Klar, ein wenig Grusel geht im Krimi immer. Doch hier verheben sich die Murnbergers gehörig. Skurrile Figuren haben sie entworfen: das über-sinnliche Medium, den religiösen Geisterjäger, den jagenden Witwer. Doch das allein genügt nicht. Die Nebengeschichte der Jugendlichen, die eine zurückliegende Unfallstory mit Todesfolge aufarbeiten müssen, will nicht so recht zum Hauptplot passen. Der Schmäh von Sascha Bergmann und die zupackende Art seiner neuen Kollegin ergänzen sich zwar gut, doch der Fall kommt allzu verquast daher und erhält eine wenig originelle Auflösung. Miniaturszenen wie Saschas Scherbentritt mit folgendem Hilfesuchen bei Anni in ihrem Zimmer – davon hätte man sich mehr gewünscht. Wenn der Macho-Bulle beginnt, sie anzuflirten und sie ihm die Grenzen aufzeigt, dann funktioniert der feine Humor. Doch die Medium-Geschichte schleppt sich holprig erzählt dahin – wie man es von den Murnbergers nur selten sieht. Saschas Kampf mit seiner Ex und neuen Vorgesetzten aus „Steirertod“ wird hier nur am Rande weitergedreht. Wenn sie am Tatort auftaucht und Weisungen erteilt, er das als Gardinenpredigt bezeichnet, kontert sie: „Gardinenpredigten werden in Ehebetten gehalten, aber dahin hast du dich nicht getraut.“
Was übrig bleibt sind die Schauspieler: Anna Unterberger (spielte eindrucksvoll in „Gundermann“ die Frau des Titelhelden), die Südtirolerin, ist schnell angekommen in ihrer Rolle als steirische Kommissarin.
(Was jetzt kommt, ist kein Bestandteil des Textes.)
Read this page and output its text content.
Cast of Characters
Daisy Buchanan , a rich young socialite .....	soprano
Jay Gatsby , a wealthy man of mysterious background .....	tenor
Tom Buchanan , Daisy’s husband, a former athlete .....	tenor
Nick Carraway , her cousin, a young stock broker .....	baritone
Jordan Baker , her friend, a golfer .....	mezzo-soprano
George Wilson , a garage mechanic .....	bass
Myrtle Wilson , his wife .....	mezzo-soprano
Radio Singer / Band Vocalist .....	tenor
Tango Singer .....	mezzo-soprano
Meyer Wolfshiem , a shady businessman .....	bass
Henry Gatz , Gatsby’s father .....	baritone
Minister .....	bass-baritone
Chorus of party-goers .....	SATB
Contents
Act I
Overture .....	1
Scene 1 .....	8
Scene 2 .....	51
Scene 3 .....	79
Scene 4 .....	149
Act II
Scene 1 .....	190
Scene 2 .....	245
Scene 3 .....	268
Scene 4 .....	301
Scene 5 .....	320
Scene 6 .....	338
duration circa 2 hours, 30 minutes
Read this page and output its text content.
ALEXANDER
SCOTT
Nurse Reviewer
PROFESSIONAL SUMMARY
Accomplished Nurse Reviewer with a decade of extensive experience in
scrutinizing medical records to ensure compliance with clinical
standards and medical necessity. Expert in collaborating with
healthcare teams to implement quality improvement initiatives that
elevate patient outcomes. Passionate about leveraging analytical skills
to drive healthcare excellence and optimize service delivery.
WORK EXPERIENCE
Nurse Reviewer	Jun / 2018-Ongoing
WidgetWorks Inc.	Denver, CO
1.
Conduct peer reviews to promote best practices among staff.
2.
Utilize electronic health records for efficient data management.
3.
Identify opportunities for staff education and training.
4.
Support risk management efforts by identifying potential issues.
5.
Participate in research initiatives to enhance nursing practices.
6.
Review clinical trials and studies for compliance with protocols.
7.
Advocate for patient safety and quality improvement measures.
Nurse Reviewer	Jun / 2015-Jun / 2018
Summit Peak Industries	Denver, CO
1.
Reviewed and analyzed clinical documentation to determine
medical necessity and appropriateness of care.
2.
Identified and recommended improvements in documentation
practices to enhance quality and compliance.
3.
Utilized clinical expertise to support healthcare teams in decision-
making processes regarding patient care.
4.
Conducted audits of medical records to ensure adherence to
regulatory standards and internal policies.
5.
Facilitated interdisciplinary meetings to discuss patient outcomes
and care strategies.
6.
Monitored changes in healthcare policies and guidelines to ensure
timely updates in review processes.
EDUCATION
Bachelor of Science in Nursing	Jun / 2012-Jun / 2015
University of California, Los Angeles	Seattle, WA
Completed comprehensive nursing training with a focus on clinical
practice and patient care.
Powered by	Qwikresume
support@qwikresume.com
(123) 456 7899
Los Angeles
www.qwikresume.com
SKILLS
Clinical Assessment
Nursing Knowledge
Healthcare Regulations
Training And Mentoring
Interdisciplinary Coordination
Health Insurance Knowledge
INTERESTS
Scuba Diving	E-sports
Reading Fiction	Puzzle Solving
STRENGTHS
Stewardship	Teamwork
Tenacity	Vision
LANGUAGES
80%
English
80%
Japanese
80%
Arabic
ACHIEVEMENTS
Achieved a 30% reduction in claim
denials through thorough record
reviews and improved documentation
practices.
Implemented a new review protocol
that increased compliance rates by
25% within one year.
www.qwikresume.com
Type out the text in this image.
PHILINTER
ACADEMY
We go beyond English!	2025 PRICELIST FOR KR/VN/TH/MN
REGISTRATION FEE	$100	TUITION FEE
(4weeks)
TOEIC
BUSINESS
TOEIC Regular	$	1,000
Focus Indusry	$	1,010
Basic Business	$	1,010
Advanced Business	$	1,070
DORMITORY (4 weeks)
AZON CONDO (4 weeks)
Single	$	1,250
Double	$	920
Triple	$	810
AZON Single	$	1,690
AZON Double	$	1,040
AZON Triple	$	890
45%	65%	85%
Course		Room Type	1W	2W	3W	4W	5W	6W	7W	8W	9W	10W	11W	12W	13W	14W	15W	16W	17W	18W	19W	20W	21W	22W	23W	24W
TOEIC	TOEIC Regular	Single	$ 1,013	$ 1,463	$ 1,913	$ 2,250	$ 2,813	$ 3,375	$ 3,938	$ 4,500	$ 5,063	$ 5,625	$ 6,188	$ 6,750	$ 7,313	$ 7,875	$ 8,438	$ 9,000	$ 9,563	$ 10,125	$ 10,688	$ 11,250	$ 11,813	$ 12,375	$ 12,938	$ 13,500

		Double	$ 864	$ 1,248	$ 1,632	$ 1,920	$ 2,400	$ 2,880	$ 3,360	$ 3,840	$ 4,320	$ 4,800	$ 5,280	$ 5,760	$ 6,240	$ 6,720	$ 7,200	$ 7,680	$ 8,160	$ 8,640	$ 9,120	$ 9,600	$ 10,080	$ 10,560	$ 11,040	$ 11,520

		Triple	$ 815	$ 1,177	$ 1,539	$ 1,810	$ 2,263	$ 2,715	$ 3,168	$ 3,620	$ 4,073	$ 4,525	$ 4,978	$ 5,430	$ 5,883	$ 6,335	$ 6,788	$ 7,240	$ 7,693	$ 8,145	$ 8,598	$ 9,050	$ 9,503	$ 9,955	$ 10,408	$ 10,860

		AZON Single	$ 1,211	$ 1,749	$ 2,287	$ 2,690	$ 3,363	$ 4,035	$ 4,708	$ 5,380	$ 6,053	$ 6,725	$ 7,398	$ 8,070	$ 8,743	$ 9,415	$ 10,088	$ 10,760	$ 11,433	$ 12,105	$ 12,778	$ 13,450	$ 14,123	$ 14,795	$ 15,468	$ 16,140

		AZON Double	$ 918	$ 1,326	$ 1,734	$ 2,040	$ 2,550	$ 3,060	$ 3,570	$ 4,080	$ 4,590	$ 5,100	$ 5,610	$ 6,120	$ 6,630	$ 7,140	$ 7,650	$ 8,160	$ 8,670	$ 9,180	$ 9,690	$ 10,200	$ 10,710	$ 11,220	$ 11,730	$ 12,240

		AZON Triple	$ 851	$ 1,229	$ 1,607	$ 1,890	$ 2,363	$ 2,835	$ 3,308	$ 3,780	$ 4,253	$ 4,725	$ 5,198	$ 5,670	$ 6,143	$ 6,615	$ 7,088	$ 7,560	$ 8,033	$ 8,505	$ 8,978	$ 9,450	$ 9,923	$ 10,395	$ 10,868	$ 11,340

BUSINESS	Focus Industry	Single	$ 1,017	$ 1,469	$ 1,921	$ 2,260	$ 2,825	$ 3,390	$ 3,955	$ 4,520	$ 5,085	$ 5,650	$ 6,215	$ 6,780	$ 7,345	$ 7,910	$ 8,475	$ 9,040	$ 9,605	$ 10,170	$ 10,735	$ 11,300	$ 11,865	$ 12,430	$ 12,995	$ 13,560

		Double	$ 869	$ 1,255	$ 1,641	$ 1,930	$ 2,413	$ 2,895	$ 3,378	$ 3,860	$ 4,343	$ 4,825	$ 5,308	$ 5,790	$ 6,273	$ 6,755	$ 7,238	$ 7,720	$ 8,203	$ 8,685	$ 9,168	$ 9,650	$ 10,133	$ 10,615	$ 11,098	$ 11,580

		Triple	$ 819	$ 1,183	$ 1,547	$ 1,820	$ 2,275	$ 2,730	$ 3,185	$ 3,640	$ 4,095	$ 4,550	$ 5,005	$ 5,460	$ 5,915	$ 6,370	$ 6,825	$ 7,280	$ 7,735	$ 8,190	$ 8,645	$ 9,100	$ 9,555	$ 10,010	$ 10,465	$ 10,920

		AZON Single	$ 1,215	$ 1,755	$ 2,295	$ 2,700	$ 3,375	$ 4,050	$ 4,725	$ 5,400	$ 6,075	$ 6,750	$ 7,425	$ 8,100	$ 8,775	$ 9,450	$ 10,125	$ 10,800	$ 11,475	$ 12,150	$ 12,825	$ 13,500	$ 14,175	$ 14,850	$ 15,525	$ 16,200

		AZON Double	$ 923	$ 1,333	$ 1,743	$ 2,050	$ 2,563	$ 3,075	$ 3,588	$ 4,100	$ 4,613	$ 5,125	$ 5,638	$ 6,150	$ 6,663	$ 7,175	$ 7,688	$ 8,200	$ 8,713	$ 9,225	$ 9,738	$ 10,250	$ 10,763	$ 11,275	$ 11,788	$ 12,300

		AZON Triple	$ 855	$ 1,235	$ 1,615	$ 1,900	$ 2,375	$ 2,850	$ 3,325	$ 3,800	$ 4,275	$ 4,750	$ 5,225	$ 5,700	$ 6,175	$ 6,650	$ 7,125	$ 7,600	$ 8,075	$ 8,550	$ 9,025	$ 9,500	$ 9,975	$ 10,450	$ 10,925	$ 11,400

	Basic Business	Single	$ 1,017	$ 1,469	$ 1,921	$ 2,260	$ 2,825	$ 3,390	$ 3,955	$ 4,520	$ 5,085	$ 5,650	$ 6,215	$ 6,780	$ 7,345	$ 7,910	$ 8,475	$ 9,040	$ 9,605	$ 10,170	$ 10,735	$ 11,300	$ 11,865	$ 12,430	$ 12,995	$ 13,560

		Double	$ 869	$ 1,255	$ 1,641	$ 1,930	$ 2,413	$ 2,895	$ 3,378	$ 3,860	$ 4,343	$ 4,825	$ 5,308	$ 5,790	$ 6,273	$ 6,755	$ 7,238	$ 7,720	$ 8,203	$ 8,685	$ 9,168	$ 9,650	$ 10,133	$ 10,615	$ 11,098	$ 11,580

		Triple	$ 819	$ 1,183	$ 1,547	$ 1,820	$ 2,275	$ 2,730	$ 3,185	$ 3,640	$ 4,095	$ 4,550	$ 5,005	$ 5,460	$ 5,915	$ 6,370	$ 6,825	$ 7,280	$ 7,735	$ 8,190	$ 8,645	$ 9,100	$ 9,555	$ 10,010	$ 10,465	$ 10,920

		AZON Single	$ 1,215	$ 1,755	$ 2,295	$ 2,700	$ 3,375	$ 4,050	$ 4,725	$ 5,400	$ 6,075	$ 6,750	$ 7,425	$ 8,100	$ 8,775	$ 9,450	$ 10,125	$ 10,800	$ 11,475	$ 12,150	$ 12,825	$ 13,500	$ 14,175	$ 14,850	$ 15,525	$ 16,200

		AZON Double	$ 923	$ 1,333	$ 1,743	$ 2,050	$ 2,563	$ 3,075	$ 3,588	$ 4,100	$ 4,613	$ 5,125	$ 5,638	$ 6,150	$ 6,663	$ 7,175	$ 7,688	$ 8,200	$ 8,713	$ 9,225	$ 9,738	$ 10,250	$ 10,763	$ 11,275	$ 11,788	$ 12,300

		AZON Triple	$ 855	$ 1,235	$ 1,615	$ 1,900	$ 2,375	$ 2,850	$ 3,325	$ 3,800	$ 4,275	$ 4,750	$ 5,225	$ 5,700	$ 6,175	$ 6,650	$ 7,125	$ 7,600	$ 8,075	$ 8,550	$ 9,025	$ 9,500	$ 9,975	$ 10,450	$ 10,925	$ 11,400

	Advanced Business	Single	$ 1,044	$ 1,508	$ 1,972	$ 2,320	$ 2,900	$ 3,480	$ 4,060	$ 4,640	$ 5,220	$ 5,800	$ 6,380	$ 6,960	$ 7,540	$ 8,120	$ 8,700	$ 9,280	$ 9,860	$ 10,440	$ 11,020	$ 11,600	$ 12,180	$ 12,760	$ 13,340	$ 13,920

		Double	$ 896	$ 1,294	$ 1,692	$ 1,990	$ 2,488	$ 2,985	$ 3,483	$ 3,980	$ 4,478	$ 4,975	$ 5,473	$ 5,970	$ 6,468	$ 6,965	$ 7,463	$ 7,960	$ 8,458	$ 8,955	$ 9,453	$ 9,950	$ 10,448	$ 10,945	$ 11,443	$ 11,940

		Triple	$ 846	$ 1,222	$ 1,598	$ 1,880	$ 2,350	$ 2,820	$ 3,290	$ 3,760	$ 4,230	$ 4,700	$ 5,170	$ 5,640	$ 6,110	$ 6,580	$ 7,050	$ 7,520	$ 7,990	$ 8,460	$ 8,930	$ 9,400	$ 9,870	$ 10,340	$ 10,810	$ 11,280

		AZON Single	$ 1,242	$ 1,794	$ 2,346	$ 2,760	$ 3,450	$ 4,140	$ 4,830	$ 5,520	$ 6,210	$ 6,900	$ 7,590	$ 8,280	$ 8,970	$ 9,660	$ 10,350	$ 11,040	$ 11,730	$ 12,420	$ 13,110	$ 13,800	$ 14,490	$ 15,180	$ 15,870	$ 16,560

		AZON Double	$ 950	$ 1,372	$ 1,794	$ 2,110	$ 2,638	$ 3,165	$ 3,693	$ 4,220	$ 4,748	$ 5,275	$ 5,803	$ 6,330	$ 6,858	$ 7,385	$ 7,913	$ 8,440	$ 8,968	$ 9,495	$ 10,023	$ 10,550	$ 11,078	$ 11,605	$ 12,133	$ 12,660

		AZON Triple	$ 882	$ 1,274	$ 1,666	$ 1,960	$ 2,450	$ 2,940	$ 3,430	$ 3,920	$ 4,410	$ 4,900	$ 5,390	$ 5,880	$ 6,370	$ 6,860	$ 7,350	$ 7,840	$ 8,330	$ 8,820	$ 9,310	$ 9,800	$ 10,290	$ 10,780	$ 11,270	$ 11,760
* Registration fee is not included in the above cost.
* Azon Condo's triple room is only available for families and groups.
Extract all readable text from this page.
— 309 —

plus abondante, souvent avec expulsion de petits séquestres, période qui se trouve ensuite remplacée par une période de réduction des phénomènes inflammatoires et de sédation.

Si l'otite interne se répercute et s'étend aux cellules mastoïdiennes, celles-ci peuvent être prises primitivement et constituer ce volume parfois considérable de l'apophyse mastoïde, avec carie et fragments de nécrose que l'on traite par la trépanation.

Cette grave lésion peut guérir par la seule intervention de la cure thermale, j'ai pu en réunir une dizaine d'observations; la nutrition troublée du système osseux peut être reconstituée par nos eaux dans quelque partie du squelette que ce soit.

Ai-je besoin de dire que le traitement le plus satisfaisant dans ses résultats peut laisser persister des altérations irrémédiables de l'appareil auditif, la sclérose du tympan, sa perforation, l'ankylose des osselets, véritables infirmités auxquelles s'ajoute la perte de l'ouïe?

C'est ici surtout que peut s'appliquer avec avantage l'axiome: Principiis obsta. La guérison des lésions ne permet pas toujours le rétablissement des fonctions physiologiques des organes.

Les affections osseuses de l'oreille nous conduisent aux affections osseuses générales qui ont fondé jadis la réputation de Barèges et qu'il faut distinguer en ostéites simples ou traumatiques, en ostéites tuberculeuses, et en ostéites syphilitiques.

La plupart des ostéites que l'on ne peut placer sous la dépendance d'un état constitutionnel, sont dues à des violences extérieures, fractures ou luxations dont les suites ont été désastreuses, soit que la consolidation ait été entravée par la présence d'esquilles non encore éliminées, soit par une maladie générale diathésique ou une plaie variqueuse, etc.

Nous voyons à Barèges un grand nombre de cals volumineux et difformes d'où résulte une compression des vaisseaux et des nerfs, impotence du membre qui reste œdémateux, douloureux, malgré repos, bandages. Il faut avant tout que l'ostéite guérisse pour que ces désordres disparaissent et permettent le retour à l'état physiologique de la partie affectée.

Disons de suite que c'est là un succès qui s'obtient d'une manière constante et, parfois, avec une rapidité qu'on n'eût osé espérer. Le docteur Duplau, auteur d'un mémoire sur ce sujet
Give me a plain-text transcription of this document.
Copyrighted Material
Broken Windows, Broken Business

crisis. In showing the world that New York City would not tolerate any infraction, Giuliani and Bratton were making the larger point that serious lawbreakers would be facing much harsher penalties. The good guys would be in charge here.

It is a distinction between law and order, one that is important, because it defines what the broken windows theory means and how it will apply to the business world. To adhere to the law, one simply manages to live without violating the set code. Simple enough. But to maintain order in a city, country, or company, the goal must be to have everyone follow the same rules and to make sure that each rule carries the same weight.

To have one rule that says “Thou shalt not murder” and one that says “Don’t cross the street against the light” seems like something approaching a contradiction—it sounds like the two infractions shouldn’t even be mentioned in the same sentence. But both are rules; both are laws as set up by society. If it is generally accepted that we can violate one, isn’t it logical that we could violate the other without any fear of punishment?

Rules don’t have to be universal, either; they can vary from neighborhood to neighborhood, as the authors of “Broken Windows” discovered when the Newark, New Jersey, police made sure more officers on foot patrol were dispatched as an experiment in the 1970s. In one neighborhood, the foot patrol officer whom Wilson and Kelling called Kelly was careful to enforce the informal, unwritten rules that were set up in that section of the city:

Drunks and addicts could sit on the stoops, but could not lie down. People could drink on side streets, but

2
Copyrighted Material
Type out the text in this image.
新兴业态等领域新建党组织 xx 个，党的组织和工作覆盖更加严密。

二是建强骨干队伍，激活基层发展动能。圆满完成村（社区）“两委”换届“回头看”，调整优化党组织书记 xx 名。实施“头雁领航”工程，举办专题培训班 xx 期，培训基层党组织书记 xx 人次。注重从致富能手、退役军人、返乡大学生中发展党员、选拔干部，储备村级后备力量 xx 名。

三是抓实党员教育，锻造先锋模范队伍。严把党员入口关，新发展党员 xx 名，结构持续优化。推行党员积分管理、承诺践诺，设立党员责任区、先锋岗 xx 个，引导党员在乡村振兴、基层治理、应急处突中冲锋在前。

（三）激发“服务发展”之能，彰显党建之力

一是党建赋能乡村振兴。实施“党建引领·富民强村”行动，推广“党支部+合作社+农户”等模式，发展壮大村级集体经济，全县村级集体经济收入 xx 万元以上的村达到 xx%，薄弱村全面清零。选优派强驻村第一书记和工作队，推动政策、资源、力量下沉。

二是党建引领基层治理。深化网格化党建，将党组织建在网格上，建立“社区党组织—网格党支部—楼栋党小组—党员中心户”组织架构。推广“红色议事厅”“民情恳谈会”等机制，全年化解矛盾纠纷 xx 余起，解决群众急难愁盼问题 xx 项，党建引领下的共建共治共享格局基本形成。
Krimierfahrung bringt sie reichlich mit, spielte in vier Folgen der Reihe „Die Toten von Salzburg“, in „München Mord“, „SOKO Leipzig“ oder „Sarah Kohr“. Die Anni ist Unterbergers erste Rolle als Kommissarin. Und dann ist da Adele Neuhauser. Statt kultiger „Tatort“-Kommissarin Bibi Fellner“ darf sie hier die Seiten wechseln und das professionelle Medium samt unsichtbarem Kontrollgeist Kornelius geben. Eine Rolle, die sie sichtlich gereizt hat und die sie mit gebotener übersinnlicher Abgehobenheit spielt. „Ich bin sehr empfänglich für Spiritualität. Es ist für mich wie eine Mischung zwischen Ungläubigkeit und einem wohligen Schauer“, sagt die Schauspielerin. Und dennoch freut man sich nach diesem eher müden „Steirer“-Krimi auf ihren nächsten Einsatz im „Tatort“.